Personal information
- Born: August 26, 1894 Dawson County, Georgia, U.S.
- Died: March 1, 1988 (aged 93) West Helena, Arkansas, U.S.
- Listed height: 6 ft 0 in (1.83 m)
- Listed weight: 194 lb (88 kg)

Career information
- College: Georgia Tech (1917–1919)

Awards and highlights
- National champion (1917);

= Dan Whelchel =

American football player and fruit horticulturalist (1894–1988)
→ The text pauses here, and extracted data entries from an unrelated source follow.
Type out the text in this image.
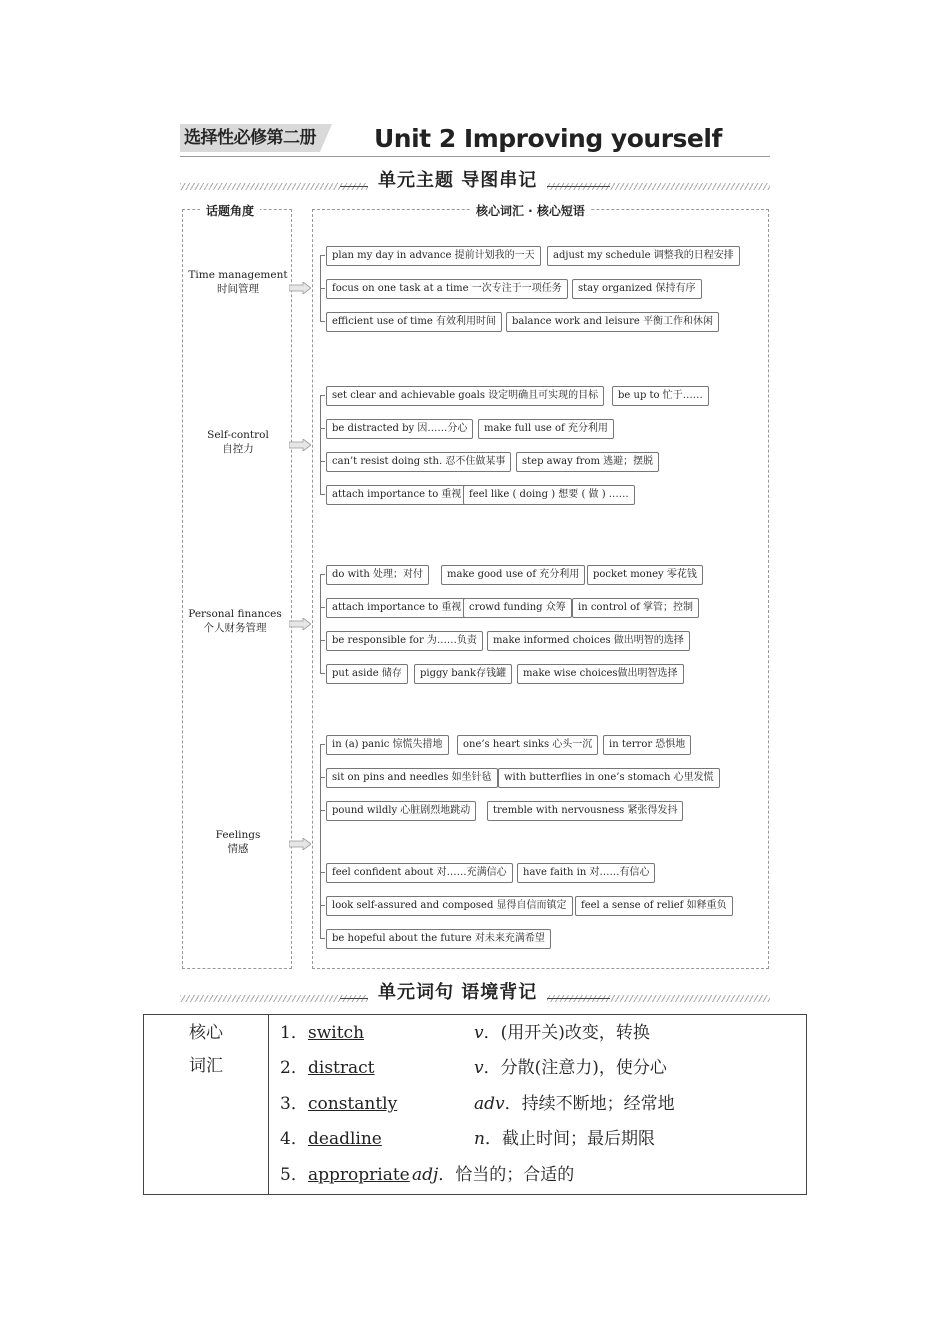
选择性必修第二册 Unit 2 Improving yourself
单元主题 导图串记
话题角度	核心词汇 · 核心短语
Time management
时间管理
Self-control
自控力
Personal finances
个人财务管理
Feelings
情感
plan my day in advance 提前计划我的一天	adjust my schedule 调整我的日程安排
focus on one task at a time 一次专注于一项任务	stay organized 保持有序
efficient use of time 有效利用时间	balance work and leisure 平衡工作和休闲
set clear and achievable goals 设定明确且可实现的目标	be up to 忙于……
be distracted by 因……分心	make full use of 充分利用
can’t resist doing sth. 忍不住做某事	step away from 逃避；摆脱
attach importance to 重视 feel like ( doing ) 想要 ( 做 ) ……
do with 处理；对付	make good use of 充分利用	pocket money 零花钱
attach importance to 重视 crowd funding 众筹	in control of 掌管；控制
be responsible for 为……负责	make informed choices 做出明智的选择
put aside 储存	piggy bank存钱罐	make wise choices做出明智选择
in (a) panic 惊慌失措地	one’s heart sinks 心头一沉	in terror 恐惧地
sit on pins and needles 如坐针毡	with butterflies in one’s stomach 心里发慌
pound wildly 心脏剧烈地跳动	tremble with nervousness 紧张得发抖
feel confident about 对……充满信心	have faith in 对……有信心
look self-assured and composed 显得自信而镇定	feel a sense of relief 如释重负
be hopeful about the future 对未来充满希望
单元词句 语境背记
核心
词汇

1． switch	v．(用开关)改变，转换
2． distract	v．分散(注意力)，使分心
3． constantly	adv．持续不断地；经常地
4． deadline	n．截止时间；最后期限
5． appropriate adj．恰当的；合适的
Dan Whelchel (August 26, 1894 - March 1, 1988) was a college football player and fruit horticulturalist.

==Early life==
Dan Whelchel was born in Dawson County, Georgia on August 26, 1894, to Jordan Davis Whelchel and Amanda Jane Palmour. At the time of his enrollment at Tech he was living in Ashburn, Georgia. Dan was a first cousin of All-Southern Georgia Bulldogs football player Hugh Whelchel.

==Georgia Tech==
Whelchel was a prominent guard for John Heisman's Georgia Tech Golden Tornado of the Georgia Institute of Technology.

===1917===
He was a member of the school's first national championship team in 1917, having to join the American effort in the First World War before he got to celebrate.

==Horticulturalist==
Whelchel later was a fruit horticulturalist in Arkansas, specializing in nuts.